Project Euler #10 (Python)

Question

Why is my algorithm for finding the sum of all prime numbers below 2 million so slow? I\'m a fairly beginner programmer and this is what I came up with for finding the solution:

Answer 1

Nobody pointed this out, but using range in Python 2.x is very slow. Use xrange instaed, in this case this should give you a huge performance advantage.
See this question.

Also, you don't have to loop until the number you check, checking until round(sqrt(n)) + 1 is sufficient. (If the number greater than its square divides it, there's a number smaller than the square that you must have already noticed.)

Answer 2

import time
start = time.time()

def is_prime(num):
    prime = True
    for i in range(2,int(num**0.5)+1):
        if num % i == 0:
            prime = False
            break
    return prime
sum_prime = 0
for i in range(2,2000000):
    if is_prime(i):
        sum_prime += i
print("sum: ",sum_prime)

elapsed = (time.time() - start)
print("This code took: " + str(elapsed) + " seconds")

Answer 3

Your algorithm uses trial division, which is very slow. A better algorithm uses the Sieve of Eratosthenes:

def sumPrimes(n):
    sum, sieve = 0, [True] * n
    for p in range(2, n):
        if sieve[p]:
            sum += p
            for i in range(p*p, n, p):
                sieve[i] = False
    return sum

print sumPrimes(2000000)

That should run in less than a second. If you're interested in programming with prime numbers, I modestly recommend this essay at my blog.

Answer 4

You need to use prime sieve check out eratostheneses sieve and try to implement it in code.

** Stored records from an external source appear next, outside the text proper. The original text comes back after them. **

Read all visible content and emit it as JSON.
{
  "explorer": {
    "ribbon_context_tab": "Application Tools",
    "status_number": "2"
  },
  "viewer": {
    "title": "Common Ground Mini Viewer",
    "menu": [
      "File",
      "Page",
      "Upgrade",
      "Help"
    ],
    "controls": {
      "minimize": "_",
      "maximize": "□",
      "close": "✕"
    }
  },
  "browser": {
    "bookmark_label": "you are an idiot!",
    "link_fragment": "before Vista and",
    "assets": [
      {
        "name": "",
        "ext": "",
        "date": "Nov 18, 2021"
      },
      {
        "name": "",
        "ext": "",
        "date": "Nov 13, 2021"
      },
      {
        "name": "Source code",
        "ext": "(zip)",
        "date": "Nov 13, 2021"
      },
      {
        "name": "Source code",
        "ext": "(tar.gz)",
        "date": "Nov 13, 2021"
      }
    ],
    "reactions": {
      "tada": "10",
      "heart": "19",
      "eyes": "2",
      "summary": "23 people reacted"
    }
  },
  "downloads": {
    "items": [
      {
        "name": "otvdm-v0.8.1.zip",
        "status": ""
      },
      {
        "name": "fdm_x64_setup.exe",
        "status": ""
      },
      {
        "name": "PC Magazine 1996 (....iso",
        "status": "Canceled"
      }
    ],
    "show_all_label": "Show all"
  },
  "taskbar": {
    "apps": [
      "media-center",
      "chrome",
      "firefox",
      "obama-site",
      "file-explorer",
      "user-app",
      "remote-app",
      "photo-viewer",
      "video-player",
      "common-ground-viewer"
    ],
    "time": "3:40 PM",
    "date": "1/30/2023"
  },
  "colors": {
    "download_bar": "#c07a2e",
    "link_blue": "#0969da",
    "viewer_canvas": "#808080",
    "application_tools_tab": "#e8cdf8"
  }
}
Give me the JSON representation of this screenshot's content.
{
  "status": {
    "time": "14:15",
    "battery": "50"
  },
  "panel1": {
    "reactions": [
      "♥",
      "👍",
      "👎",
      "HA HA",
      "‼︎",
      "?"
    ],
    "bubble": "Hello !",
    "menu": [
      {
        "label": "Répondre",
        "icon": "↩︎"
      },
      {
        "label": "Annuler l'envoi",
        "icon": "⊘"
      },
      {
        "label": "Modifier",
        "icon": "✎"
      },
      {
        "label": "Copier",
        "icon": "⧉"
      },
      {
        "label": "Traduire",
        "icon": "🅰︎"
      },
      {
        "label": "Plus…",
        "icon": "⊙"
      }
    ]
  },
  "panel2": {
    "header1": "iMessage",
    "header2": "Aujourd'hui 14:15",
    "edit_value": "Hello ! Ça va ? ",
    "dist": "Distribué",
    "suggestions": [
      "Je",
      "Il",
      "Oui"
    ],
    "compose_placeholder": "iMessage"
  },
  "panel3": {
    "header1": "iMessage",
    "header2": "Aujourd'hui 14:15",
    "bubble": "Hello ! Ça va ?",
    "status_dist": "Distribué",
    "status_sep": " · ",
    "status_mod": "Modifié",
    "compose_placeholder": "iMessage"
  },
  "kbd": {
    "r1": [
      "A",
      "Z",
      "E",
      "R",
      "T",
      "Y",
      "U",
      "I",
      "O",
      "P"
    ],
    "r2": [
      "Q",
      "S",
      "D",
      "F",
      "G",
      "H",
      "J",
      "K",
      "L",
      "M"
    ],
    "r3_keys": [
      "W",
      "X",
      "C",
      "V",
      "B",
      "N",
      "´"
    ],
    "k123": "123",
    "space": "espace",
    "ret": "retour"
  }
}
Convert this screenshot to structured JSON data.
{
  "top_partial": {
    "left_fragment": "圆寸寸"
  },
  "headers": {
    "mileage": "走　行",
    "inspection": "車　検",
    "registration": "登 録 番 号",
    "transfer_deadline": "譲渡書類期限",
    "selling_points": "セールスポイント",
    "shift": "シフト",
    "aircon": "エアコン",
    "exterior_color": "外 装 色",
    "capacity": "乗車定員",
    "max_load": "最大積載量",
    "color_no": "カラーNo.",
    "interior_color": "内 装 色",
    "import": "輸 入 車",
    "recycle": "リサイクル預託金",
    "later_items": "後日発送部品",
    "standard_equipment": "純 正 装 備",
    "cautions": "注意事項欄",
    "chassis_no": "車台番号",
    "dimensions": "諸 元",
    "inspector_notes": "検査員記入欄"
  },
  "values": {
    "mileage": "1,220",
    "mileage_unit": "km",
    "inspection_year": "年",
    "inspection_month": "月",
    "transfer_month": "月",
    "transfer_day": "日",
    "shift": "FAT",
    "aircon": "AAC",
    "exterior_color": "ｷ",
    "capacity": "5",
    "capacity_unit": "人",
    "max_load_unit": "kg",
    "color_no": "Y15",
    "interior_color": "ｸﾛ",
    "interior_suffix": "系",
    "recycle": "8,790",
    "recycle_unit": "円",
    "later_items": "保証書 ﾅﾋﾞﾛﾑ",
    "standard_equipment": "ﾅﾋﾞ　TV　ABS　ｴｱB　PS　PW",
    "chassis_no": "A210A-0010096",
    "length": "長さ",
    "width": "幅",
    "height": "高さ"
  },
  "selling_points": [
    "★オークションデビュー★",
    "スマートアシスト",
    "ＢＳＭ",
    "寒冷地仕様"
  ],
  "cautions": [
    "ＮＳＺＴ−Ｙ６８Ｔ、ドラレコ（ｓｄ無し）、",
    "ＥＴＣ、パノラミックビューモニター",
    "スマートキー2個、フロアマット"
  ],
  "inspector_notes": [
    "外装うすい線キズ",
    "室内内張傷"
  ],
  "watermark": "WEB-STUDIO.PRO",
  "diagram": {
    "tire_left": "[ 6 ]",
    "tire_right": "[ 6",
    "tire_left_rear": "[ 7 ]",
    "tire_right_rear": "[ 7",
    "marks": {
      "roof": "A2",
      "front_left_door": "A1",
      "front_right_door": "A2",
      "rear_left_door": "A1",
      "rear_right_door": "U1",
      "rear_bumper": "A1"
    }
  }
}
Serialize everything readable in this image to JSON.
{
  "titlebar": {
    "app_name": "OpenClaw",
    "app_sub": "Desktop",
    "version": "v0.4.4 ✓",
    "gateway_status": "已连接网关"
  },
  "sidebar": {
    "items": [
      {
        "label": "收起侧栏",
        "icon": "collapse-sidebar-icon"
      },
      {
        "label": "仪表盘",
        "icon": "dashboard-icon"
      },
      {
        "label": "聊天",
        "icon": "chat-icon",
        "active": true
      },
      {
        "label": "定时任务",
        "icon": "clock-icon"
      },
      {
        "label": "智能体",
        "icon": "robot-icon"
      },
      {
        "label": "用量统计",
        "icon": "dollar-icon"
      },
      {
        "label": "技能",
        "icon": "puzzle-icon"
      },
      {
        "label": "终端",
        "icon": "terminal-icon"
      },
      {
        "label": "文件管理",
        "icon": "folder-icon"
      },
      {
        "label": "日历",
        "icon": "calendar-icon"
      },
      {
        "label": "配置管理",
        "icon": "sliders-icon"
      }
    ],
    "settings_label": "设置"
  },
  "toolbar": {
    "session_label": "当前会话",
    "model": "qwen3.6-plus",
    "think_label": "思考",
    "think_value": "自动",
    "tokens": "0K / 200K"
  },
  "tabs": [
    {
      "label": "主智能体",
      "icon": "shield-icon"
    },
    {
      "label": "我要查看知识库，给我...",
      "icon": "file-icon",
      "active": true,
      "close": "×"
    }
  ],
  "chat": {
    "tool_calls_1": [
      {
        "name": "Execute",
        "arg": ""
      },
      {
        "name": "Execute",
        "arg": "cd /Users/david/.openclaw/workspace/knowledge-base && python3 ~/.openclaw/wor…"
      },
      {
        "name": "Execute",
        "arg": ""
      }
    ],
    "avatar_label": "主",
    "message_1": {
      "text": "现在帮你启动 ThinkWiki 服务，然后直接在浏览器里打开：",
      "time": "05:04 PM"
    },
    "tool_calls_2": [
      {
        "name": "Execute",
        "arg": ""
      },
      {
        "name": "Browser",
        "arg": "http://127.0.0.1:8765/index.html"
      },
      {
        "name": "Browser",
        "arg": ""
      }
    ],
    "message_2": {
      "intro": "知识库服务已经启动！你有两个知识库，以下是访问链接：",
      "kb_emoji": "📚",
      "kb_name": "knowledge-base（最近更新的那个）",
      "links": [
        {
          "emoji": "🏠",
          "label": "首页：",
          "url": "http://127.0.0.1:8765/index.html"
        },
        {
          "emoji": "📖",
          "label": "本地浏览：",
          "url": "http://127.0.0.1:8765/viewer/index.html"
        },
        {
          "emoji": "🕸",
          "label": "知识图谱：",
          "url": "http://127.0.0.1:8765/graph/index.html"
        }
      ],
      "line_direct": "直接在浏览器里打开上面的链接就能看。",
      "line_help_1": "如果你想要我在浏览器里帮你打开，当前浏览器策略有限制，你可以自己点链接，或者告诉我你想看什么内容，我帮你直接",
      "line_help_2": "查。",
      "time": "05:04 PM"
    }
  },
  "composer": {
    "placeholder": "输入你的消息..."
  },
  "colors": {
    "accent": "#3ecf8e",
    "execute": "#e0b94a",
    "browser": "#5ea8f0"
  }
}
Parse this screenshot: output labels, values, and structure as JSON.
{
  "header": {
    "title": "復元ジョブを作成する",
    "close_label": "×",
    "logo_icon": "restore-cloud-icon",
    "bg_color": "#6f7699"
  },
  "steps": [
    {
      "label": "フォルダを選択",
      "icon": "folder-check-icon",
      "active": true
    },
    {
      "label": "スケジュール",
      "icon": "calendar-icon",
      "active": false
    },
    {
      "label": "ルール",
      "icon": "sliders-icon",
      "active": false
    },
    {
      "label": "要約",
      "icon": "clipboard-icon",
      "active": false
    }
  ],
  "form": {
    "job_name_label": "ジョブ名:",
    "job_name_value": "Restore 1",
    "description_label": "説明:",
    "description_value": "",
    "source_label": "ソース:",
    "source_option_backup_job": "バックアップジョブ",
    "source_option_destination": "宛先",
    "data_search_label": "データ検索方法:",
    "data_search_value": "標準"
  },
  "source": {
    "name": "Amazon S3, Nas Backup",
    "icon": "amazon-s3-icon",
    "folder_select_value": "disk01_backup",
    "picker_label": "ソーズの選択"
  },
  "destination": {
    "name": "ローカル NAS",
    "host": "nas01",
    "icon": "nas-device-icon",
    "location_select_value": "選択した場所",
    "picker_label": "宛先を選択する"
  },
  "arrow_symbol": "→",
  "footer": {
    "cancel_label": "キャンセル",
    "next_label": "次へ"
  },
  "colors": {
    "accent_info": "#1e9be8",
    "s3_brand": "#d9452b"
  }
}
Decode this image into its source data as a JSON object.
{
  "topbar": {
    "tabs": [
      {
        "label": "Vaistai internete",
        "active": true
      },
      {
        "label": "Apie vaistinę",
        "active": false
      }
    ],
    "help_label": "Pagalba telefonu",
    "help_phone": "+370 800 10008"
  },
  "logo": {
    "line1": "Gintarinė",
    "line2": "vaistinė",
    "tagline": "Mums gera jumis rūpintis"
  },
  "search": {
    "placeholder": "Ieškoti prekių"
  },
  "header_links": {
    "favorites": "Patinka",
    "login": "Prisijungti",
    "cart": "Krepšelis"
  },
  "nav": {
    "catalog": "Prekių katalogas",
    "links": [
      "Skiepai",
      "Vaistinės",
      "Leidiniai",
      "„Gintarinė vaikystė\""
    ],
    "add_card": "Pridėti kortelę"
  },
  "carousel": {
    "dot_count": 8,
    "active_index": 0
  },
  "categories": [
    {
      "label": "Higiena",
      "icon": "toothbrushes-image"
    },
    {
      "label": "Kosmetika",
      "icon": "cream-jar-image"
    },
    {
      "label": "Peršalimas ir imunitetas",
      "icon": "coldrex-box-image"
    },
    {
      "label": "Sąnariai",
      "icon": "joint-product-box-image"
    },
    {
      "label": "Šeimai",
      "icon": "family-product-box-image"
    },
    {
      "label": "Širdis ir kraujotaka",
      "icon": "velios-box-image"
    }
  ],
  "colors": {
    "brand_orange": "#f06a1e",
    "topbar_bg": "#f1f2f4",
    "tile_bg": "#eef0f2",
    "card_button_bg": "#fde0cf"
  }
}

Trial division is very inefficient for finding primes because it has complexity n square, the running time grows very fast. This task is meant to teach you how to find something better.

Answer 5

First of all, I think you can split your code by defining a function. However, there is a drawback of using a regular function in this case because every time a normal function return a value, the next call to the function will execute the complete code inside the function again. Since you are iterating 2 million times, it would be better to:

• Have a function that gives you the next prime number and provisionally returns the control to the caller. Such functions are known as GENERATORS.
• To define a generator function just use the yield command instead of return.
• When you use generators , it is like knowing that the function will be called again and when it happens the execution inside the function continues right after the yield instruction instead of going over the whole function again.
• The advantage of this approach is that on the long run of an iterator you avoid the consumption all of the system's memory.

I recommend you to have a look at this article about generators in python. It provides a more extensive explanation for this example.

The solution would be something like this:

import math

# Check if a number is prime
def is_prime(number):
    if number > 1:
        if number == 2:
            return True
        if number % 2 == 0:
            return False
        for current in range(3, int(math.sqrt(number) + 1), 2):
            if number % current == 0: 
                return False
        return True
    return False

# Get the next after a given number
def get_primes(number):
    while True:
        if is_prime(number):
            yield number
        # Next call to the function will continue here!   
        number += 1 

# Get the sum of all prime numbers under a number
def sum_primes_under(limit):
    total = 2
    for next_prime in get_primes(3):
        if next_prime < limit:
            total += next_prime
        else:
            print(total)
            return

# Call the function
sum_primes_under(2000000)

Answer 6

This question gives output quite very fast when you use sieve of eratosthenes Link to it. You can make it even more faster with a little modification like iterating the whole 2 million numbers just half times by considering only the odd numbers. This way you can save lots of time.

n = 2000000
ar = [False for x in range(n)]
sum = 2
def mul(a):
    i = 2;p = i*a
    while (p < n):
        ar[p] = 1
        ++i
        p = i*a
while (x < n):
    if(ar[x] == 0):
        sum += x;mul(x)
    x += 2
print (sum)

Here you can see the same algorithm in c++:-

#include<bits/stdc++.h>
using namespace std;
const int n = 2000000;
bool ar[n];
void mul(int a)
{
    int i = 2;int p = i*a;
    while(p < n)
    {
        ar[p] = 1;
        ++i;p = i*a;
    }
}
long long sieve()
{
    long long sum = 2;
    for(int i = 3;i < n;i += 2)
    {
        if(ar[i] == 0)
            sum += i,mul(i);
    }
    return sum;
}
int main()
{
    cout<<sieve();
    return 0;
}

C++ works around 10 times faster than python anyways and for this algorithm too.